Sub-Heading: ‘PM attempts to guilt-trip MPs before Brexit vote’, Daily Record, 2019; p.8-9
Next up, was the use of women’s first names when referring to them in a professional capacity. This is another example of bad practice. There were a number of times in the newspapers I analysed. For example Paul Kavanagh, the Wee Ginger Dug columnist for The National, referred to Scottish Shadow Secretary Lesley Laird as ‘Lesley’ in his column on Tuesday the 15th. On Wednesday, The Scottish Daily Mail’s two-page spread headline read ‘Gove Fury as Tories Betray Theresa’ (page 4-5). You might have noticed the same issue in the headline of the above article. These last two examples are particularly egregious as they both refer to May by her first name, while at the same time referencing Michael Gove and Jeremy Corbyn by their surnames. It highlights how male and female politicians are treated differently in the press, as the overly familiar use of women’s first names serves as a means to subtly undermine their status as professionals.
The final story that really stood out is slightly more positive in terms of journalistic practice. Labour MP Tulip Siddiq chose to delay her emergency c-section in order to vote on the Withdrawal Agreement. Most articles that spoke about her decision highlighted the need to improve proxy voting in these circumstances. Alain Tolhurst, writing for The Scotsman, focused on previous cases where people lost their vote because they were unable to make it to parliament due to pregnancy and other health issues. These are examples of good journalistic practice, as they highlight issues affecting women and push for change. However, The Herald’s reporting on Siddiq soured the otherwise positive stories. David Wilcock’s article highlighted the same issues above, yet at the end of his he included a quote from Tory MP Kemi Badenoch ‘accusing’ Siddiq of making the ‘unnecessary' decision only to ‘make a point’. Wilcock was deliberately pitting the two women against each other, playing into the sexist ‘cat fight’ stereotype. This didn’t further the narrative of the story, but rather undermined it by falling back on lazy stereotypes.

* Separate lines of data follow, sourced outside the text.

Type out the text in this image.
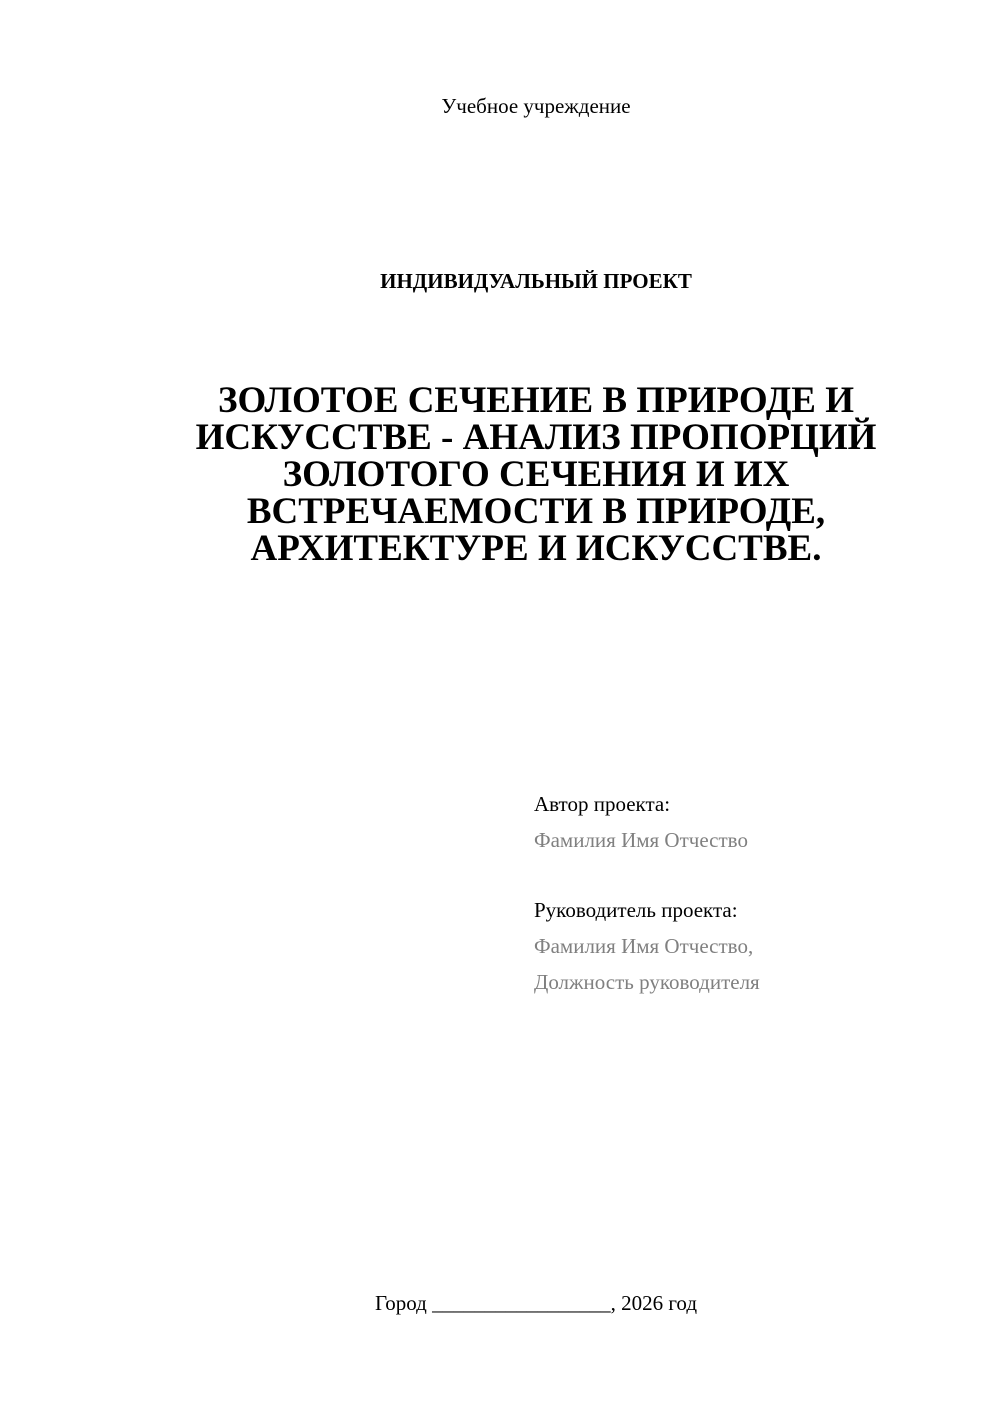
Учебное учреждение
ИНДИВИДУАЛЬНЫЙ ПРОЕКТ
ЗОЛОТОЕ СЕЧЕНИЕ В ПРИРОДЕ И
ИСКУССТВЕ - АНАЛИЗ ПРОПОРЦИЙ
ЗОЛОТОГО СЕЧЕНИЯ И ИХ
ВСТРЕЧАЕМОСТИ В ПРИРОДЕ,
АРХИТЕКТУРЕ И ИСКУССТВЕ.
Автор проекта:
Фамилия Имя Отчество
Руководитель проекта:
Фамилия Имя Отчество,
Должность руководителя
Город _________________, 2026 год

Although these examples are no ‘Legs-it’, they demonstrate the media’s bias toward men, at times overt but more often subtle. The newspapers I monitored had the lowest percentage of women out of all three media I monitored as part of my study (23.7%). News media, particularly print, has a long way to go in achieving equal representation. For now, the least they could do, is drop the sexist stereotypes.